CRÍTICA | O Formidável

by Thiago de Mello

O Formidável, cinebiografia dirigida por Michel Hazanavicius (ganhador do Oscar de Melhor Diretor por O Artista, de 2011) é, no mínimo, curioso – e aqui, isso não é necessariamente um elogio. Toda bela e inventiva linguagem cinematográfica utilizada ao longo da narrativa entra em conflito com a concepção do personagem principal, culminando numa apreciação problemática que prejudica parte significativa da experiência.

Um dos objetivos mais claros de qualquer cinebiografia é humanizar o ícone, ao mesmo tempo em que presta uma homenagem (quando desejado). Esse subgênero realoca tais ícones, retirando-os de seus hiperbólicos pedestais e colocando-os em nosso mundo. O processo dessa humanização é composto por eventos onde se apresenta o outro lado do indivíduo, o lado que erra, que demonstra sentimentos ruins, que apresenta desejos mundanos. Ou seja, seu lado humano. É isso que Michel Hazanavicius faz com Jean-Luc Godard, apresenta seu lado humano. Porém, a forma como o faz quase o desumaniza por completo.

É 1967. Jean-Luc Godard (Louis Garrel) está produzindo o problemático A Chinesa quando conhece a Anne Wiazemsky (Stacy Martin), atriz do filme e mulher que viria a ser sua segunda esposa. Baseado na autobiografia de Wiazemsky – que faleceu há pouco tempo, em 5 de outubro – o espectador acompanha a dinâmica do casal dentro do conturbado contexto artístico do cineasta franco-suíço e toda a efervescência do período que antecede as manifestações de maio de 1968.

Em ‘O Formidável’, Godard não passa de uma caricatura desprezível e sem talento

A narrativa de O Formidável acontece sob a perspectiva de Wiazemsky e é dividida em 10 capítulos e um epílogo.

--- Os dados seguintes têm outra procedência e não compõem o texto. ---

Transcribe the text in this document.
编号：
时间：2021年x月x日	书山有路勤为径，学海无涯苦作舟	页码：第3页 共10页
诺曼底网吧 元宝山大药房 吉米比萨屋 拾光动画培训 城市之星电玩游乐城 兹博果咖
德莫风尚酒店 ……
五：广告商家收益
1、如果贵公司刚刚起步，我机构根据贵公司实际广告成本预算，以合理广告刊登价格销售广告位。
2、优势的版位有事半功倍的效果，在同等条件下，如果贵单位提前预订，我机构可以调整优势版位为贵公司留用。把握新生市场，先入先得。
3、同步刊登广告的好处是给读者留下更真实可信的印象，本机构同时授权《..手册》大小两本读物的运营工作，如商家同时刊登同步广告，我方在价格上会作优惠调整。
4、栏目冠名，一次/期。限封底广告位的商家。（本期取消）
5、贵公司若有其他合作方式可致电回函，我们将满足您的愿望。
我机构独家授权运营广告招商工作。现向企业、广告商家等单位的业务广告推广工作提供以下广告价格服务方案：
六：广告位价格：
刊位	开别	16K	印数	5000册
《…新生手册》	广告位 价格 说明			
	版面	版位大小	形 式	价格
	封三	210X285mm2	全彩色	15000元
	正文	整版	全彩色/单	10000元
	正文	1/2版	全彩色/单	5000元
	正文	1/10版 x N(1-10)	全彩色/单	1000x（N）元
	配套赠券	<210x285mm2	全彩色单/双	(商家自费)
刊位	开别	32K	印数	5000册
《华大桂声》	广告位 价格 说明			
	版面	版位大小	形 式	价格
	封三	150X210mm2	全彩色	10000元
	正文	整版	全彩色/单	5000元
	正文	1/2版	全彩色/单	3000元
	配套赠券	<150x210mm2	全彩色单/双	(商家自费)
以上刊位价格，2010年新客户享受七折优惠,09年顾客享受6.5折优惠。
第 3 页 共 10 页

Embora sugira um olhar sobre o casal, o foco é unicamente Godard, relegando Wiazemsky a uma mera espectadora. A personagem, embora funcione, parcialmente, como condutora narrativa, figura em boa parte das cenas apenas observando o diretor e marido. Mas é através de seus olhos e sentimentos que os capítulos recebem sua tônica. A primeira parte, por exemplo, introduz todo amor, paixão e idolatria que ela nutria por Godard, como ela enxergava e se relacionava com o ícone.

Logo no começo, o filme começa a apresentar seu vasto vocabulário cinematográfico. Um dos elementos de grande destaque é a vibrante paleta cromática que se apoia fortemente nas forças da cores primárias. Godard “é” vermelho e amarelo. Ele é poderoso, vibrante, obsessivo, exuberante. Já Wiazemsky está constantemente utilizando azul, ou deitada sobre ele, refletindo placidez, melancolia e, até, certa impotência. As cores elaboram uma pequena narrativa própria ao compor e sugerir estados de espírito, desejos e conflitos. Quando, por exemplo, Wiazemsky utiliza um figurino verde, esse tom  já anuncia uma mudança da personagem.

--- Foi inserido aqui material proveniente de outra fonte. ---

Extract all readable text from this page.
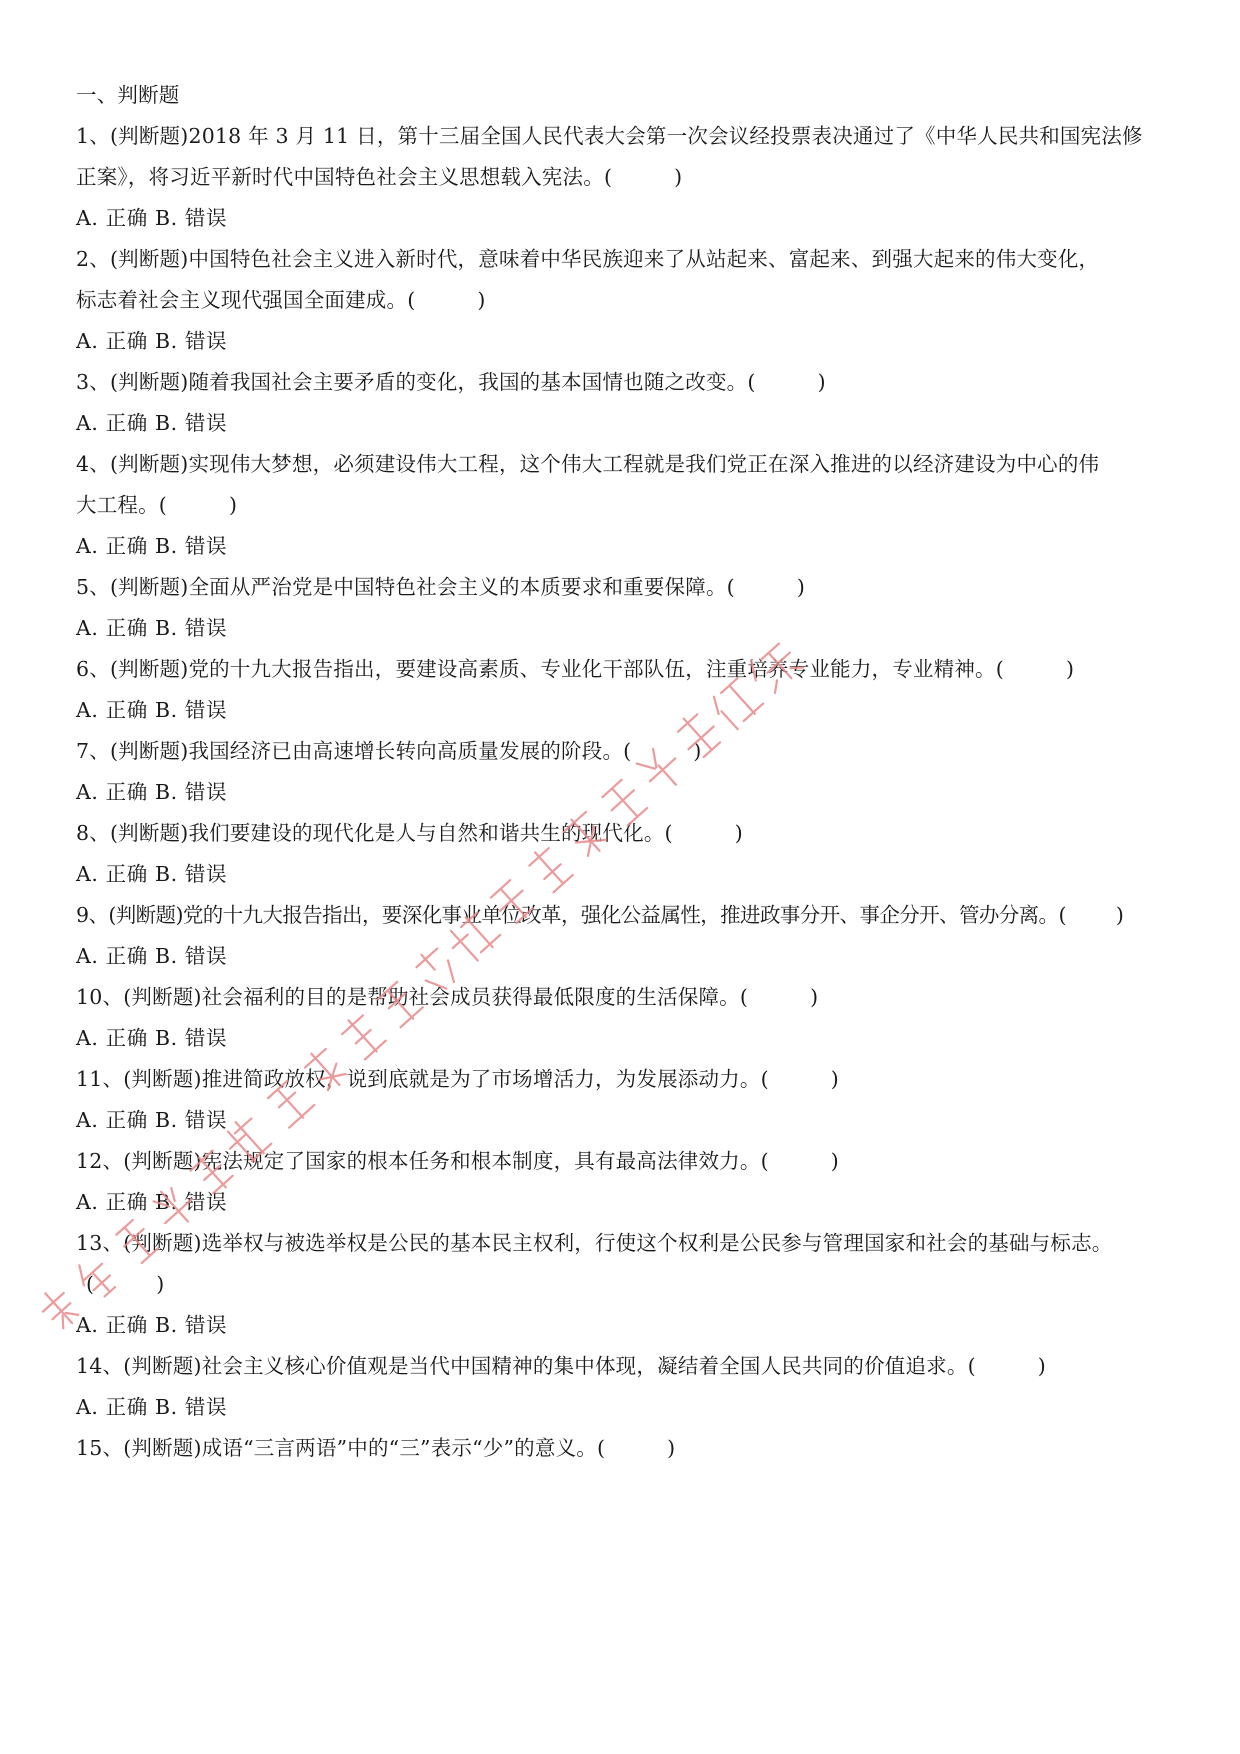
一、判断题
1、(判断题)2018 年 3 月 11 日，第十三届全国人民代表大会第一次会议经投票表决通过了《中华人民共和国宪法修
正案》，将习近平新时代中国特色社会主义思想载入宪法。(	)
A. 正确 B. 错误
2、(判断题)中国特色社会主义进入新时代，意味着中华民族迎来了从站起来、富起来、到强大起来的伟大变化，
标志着社会主义现代强国全面建成。(	)
A. 正确 B. 错误
3、(判断题)随着我国社会主要矛盾的变化，我国的基本国情也随之改变。(	)
A. 正确 B. 错误
4、(判断题)实现伟大梦想，必须建设伟大工程，这个伟大工程就是我们党正在深入推进的以经济建设为中心的伟
大工程。(	)
A. 正确 B. 错误
5、(判断题)全面从严治党是中国特色社会主义的本质要求和重要保障。(	)
A. 正确 B. 错误
6、(判断题)党的十九大报告指出，要建设高素质、专业化干部队伍，注重培养专业能力，专业精神。(	)
A. 正确 B. 错误
7、(判断题)我国经济已由高速增长转向高质量发展的阶段。(	)
A. 正确 B. 错误
8、(判断题)我们要建设的现代化是人与自然和谐共生的现代化。(	)
A. 正确 B. 错误
9、(判断题)党的十九大报告指出，要深化事业单位改革，强化公益属性，推进政事分开、事企分开、管办分离。( )
A. 正确 B. 错误
10、(判断题)社会福利的目的是帮助社会成员获得最低限度的生活保障。(	)
A. 正确 B. 错误
11、(判断题)推进简政放权，说到底就是为了市场增活力，为发展添动力。(	)
A. 正确 B. 错误
12、(判断题)宪法规定了国家的根本任务和根本制度，具有最高法律效力。(	)
A. 正确 B. 错误
13、(判断题)选举权与被选举权是公民的基本民主权利，行使这个权利是公民参与管理国家和社会的基础与标志。
(	)
A. 正确 B. 错误
14、(判断题)社会主义核心价值观是当代中国精神的集中体现，凝结着全国人民共同的价值追求。(	)
A. 正确 B. 错误
15、(判断题)成语“三言两语”中的“三”表示“少”的意义。(	)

Além das cores, Hazanacius utiliza vários outros elementos narrativos que dão força visual e narrativa ao filme. Aí está o grande mérito de O Formidável: sua autoconsciência cinematográfica. O filme sabe que é um filme e se aproveita disso com ironias (atores criticando atores), quebras da quarta parede (conversas diretas com o espectador), sons vindos da instância narrativa (a câmera que faz barulho de arma), cenários que literalmente narram elementos da história, etc. Uma brincadeira metalinguística de Hazanavicus que dá elegância e charme ao longa.

O problema de O Formidável não está em tais elementos, mas na concepção de Godard pelo diretor.

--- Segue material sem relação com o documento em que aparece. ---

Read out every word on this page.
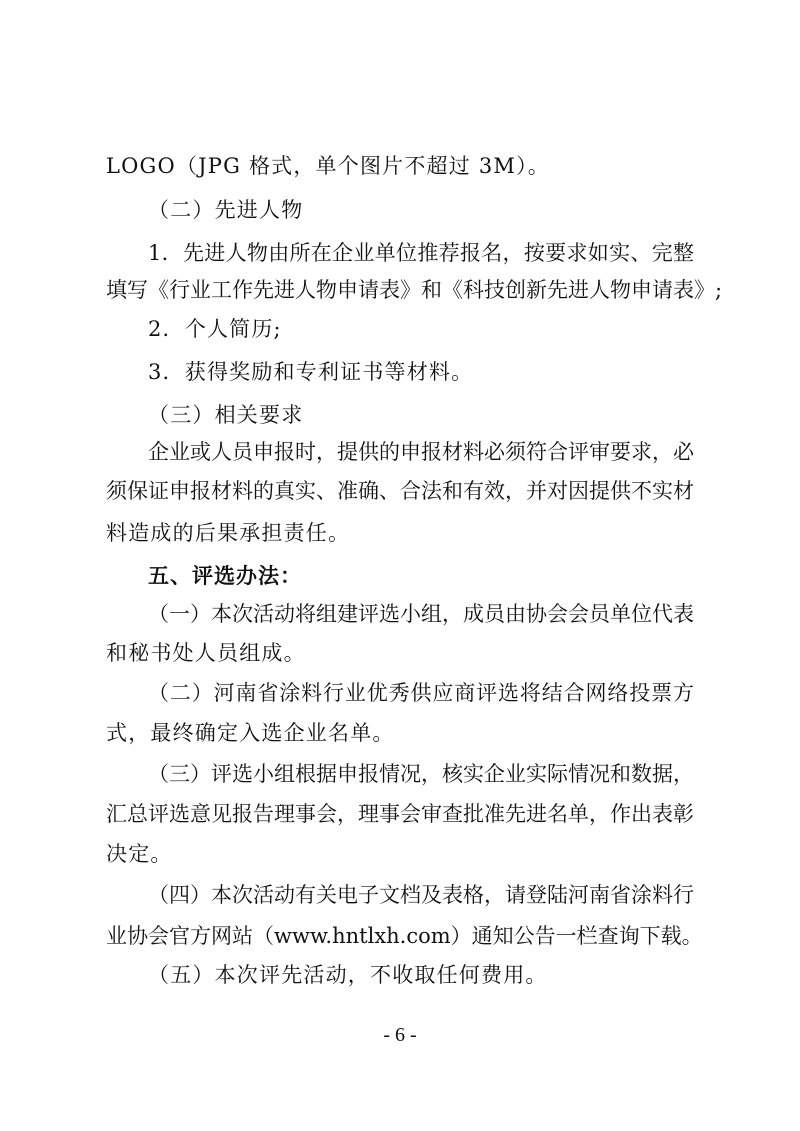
LOGO（JPG 格式，单个图片不超过 3M）。
（二）先进人物
1．先进人物由所在企业单位推荐报名，按要求如实、完整
填写《行业工作先进人物申请表》和《科技创新先进人物申请表》;
2．个人简历;
3．获得奖励和专利证书等材料。
（三）相关要求
企业或人员申报时，提供的申报材料必须符合评审要求，必
须保证申报材料的真实、准确、合法和有效，并对因提供不实材
料造成的后果承担责任。
五、评选办法：
（一）本次活动将组建评选小组，成员由协会会员单位代表
和秘书处人员组成。
（二）河南省涂料行业优秀供应商评选将结合网络投票方
式，最终确定入选企业名单。
（三）评选小组根据申报情况，核实企业实际情况和数据，
汇总评选意见报告理事会，理事会审查批准先进名单，作出表彰
决定。
（四）本次活动有关电子文档及表格，请登陆河南省涂料行
业协会官方网站（www.hntlxh.com）通知公告一栏查询下载。
（五）本次评先活动，不收取任何费用。
- 6 -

Jean-Luc Godard é um dos grandes nomes do cinema. Trata-se de um ícone indiscutível para a sétima arte principalmente por seus primeiros filmes, como Acossado (1960) e O Desprezo (1963), fundamentais para o estabelecimento do Nouvelle Vague. No recorte de O Formidável, Godard já é famoso (inclusive busca escapar do culto que o cerca) e está enveredando-se pela fase mais política de sua carreira. Assim, o Godard de O Formidável é humanizado pelo conflito interno (ele critica seus trabalhos anteriores, mas é lembrado e vive pela fama deles; critica a burguesia mesmo sendo burguês; critica a si ao mesmo tempo em que se acha revolucionário, etc) e pelo caos político e social da época. Os elementos da humanização, principalmente todo esse conflito, são interessantes e promissores. Porém, o roteiro de Hazanavicius peca pelo exagero.

O Godard de Hazanavicius não possui qualquer virtude. Seus novos filmes são ruins, suas condutas sociais e pessoais, piores. É um Godard que exala arrogância e cospe prepotência em todos ao redor, desde sua esposa até fãs aleatórios que desejam falar-lhe. Guia-se pela apreciação de terceiros, acovarda-se perante estudantes, agride verbalmente idosos, menospreza e diminui a esposa, afasta amigos, sugere antissemitismo. E assim segue a lista de ignorâncias que constroem (ou destroem) o personagem. O que seria uma humanização, muta-se para uma caricatura arrogante e sem talento.

Não é possível relacionar-se com o Godard de Hazanacius que parece tentar criar a antítese extrema do herói perfeito. Porém, é preciso citar que tal realização do personagem – mesmo negativa – é mérito da atuação de Louis Garrel. O ator consegue criar exatamente o que o diretor tinha em mente. Assim, dá vida a um Godard curioso e cativante, no primeiro capítulo (tal como Wiazemsky o vê no início), até o seu pior lado – que, pelo filme, aparenta ser o único lado. Já Stacy Martin, quando o roteiro permite, também realiza bom trabalho. A atriz conquista pelo olhar tão energético quanto cândido. Mas a química de ambos, porém, não brilha.

Os maus personagens acabam por atrapalhar até o ritmo do filme. Embora breve (1h47), há períodos onde o tempo se faz sentir e a impressão é de que O Formidável possui muitos minutos a mais. Isso é resultado direto do distanciamento ocasionado por um personagem antipático. Quando em cena, acaba cansando o espectador que pouco se importa com ele, com sua visão do mundo ou com suas obras. Mesmo com elementos rítmicos e narrativos interessantes – como a subtrama dos óculos (que representam mudanças de visão), dotada de humor natural, mas que falha ao não apresentar desfecho, soando, ao fim, aleatória –, o filme cria um desenvolvimento por vezes maçante.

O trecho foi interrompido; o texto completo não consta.